富士通は長崎県壱岐市の病院向けに、人工知能(AI)で経営を支援するシステムを開発したと発表した。病院の電子カルテなどの医療関連データを集約、分析し、病床稼働率などを改善させた。新システムの活用により、病院の年間収入が約10%増加する可能性を試算した。
小規模病院を運営する社会医療法人玄州会(長崎県壱岐市)向けに、約3カ月でシステムを開発した。病院向けのシステム構築は長期間に及ぶことが多く、約3カ月という短期間で完成できたことは珍しいという。
新システムは大きく2つの業務を改善する。一つは患者の病状などに応じたベッドの割り当て業務だ。これまでは職員が人手で行っていたベッドの割り当てを自動化し、一般病棟の病床稼働率は従来の70%から90%に高めた。

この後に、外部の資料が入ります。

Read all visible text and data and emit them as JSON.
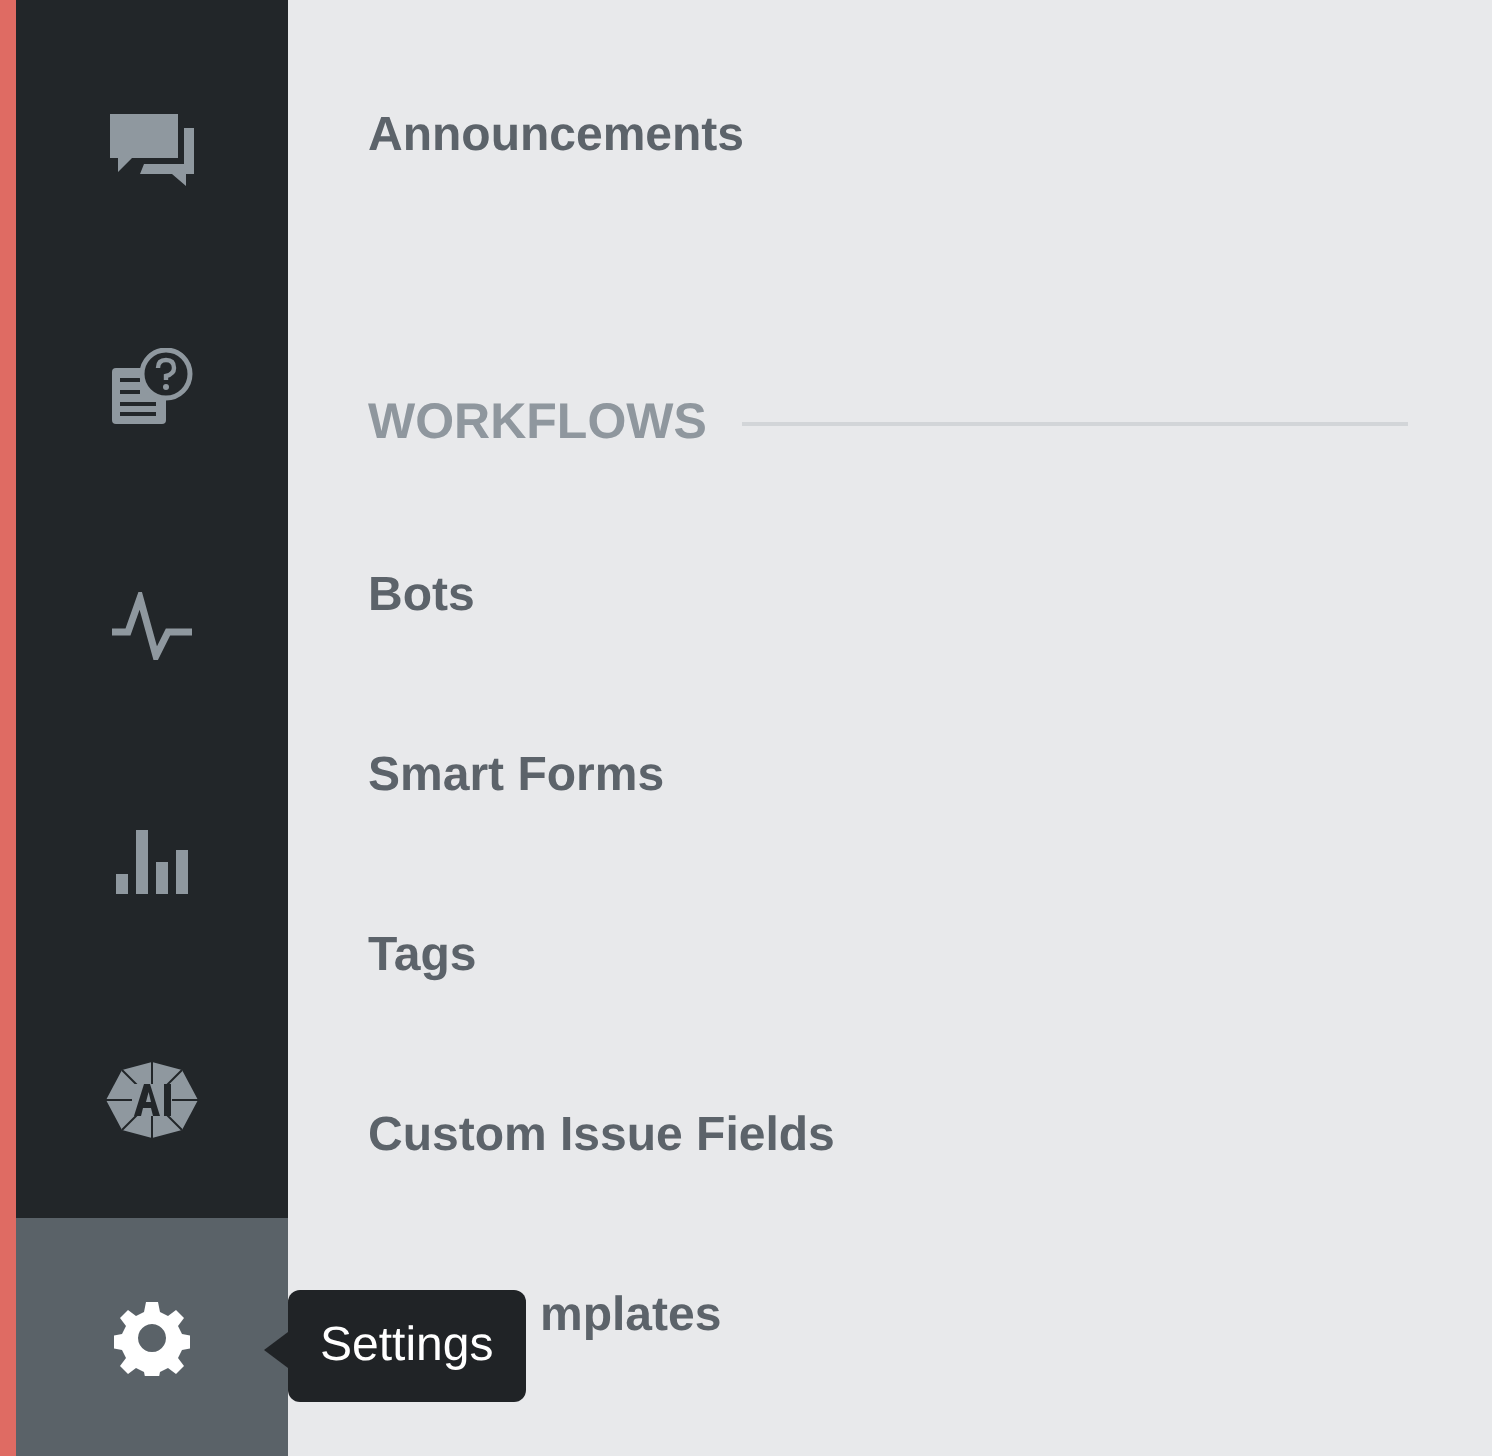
{
  "sidebar": {
    "items": [
      {
        "selected": false
      },
      {
        "selected": false
      },
      {
        "selected": false
      },
      {
        "selected": false
      },
      {
        "selected": false
      },
      {
        "selected": true
      }
    ]
  },
  "tooltip": {
    "text": "Settings"
  },
  "main": {
    "items": [
      {
        "kind": "link",
        "label": "Announcements"
      },
      {
        "kind": "heading",
        "label": "WORKFLOWS"
      },
      {
        "kind": "link",
        "label": "Bots"
      },
      {
        "kind": "link",
        "label": "Smart Forms"
      },
      {
        "kind": "link",
        "label": "Tags"
      },
      {
        "kind": "link",
        "label": "Custom Issue Fields"
      },
      {
        "kind": "covered_link",
        "label": "mplates"
      }
    ]
  }
}
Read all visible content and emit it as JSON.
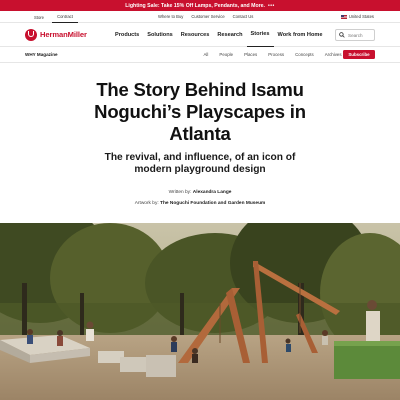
{
  "promo": {
    "text": "Lighting Sale: Take 15% Off Lamps, Pendants, and More.",
    "more": "•••"
  },
  "utility": {
    "tabs": [
      {
        "label": "Store"
      },
      {
        "label": "Contract"
      }
    ],
    "links": [
      "Where to Buy",
      "Customer Service",
      "Contact Us"
    ],
    "region": "United States"
  },
  "brand": {
    "name": "HermanMiller",
    "color": "#c8102e"
  },
  "nav": {
    "items": [
      "Products",
      "Solutions",
      "Resources",
      "Research",
      "Stories",
      "Work from Home"
    ],
    "active": "Stories"
  },
  "search": {
    "placeholder": "Search"
  },
  "subnav": {
    "label": "WHY Magazine",
    "items": [
      "All",
      "People",
      "Places",
      "Process",
      "Concepts",
      "Archives"
    ],
    "subscribe": "Subscribe"
  },
  "article": {
    "title": "The Story Behind Isamu Noguchi’s Playscapes in Atlanta",
    "subtitle": "The revival, and influence, of an icon of modern playground design",
    "byline_prefix": "Written by:",
    "author": "Alexandra Lange",
    "credit_prefix": "Artwork by:",
    "credit": "The Noguchi Foundation and Garden Museum"
  }
}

もう一つは医療機関が満たすべき施設基準の管理だ。施設基準は診療報酬を算定するために定められた職員の配置数や設備などの要件で、病院は基準未達の場合、収入の減少などのリスクがある。
従来は膨大で複雑な施設基準への対応状況を病院職員が手作業で管理していたが、AIで自動化した。新システムでは基準の達成状況をAIが可視化し、基準に満たない場合はAIが改善策を提案する。
全国の病院の約7割が赤字となっている。今回開発したシステムは2026年内に、国内のその他の医療機関にも展開することを目指す。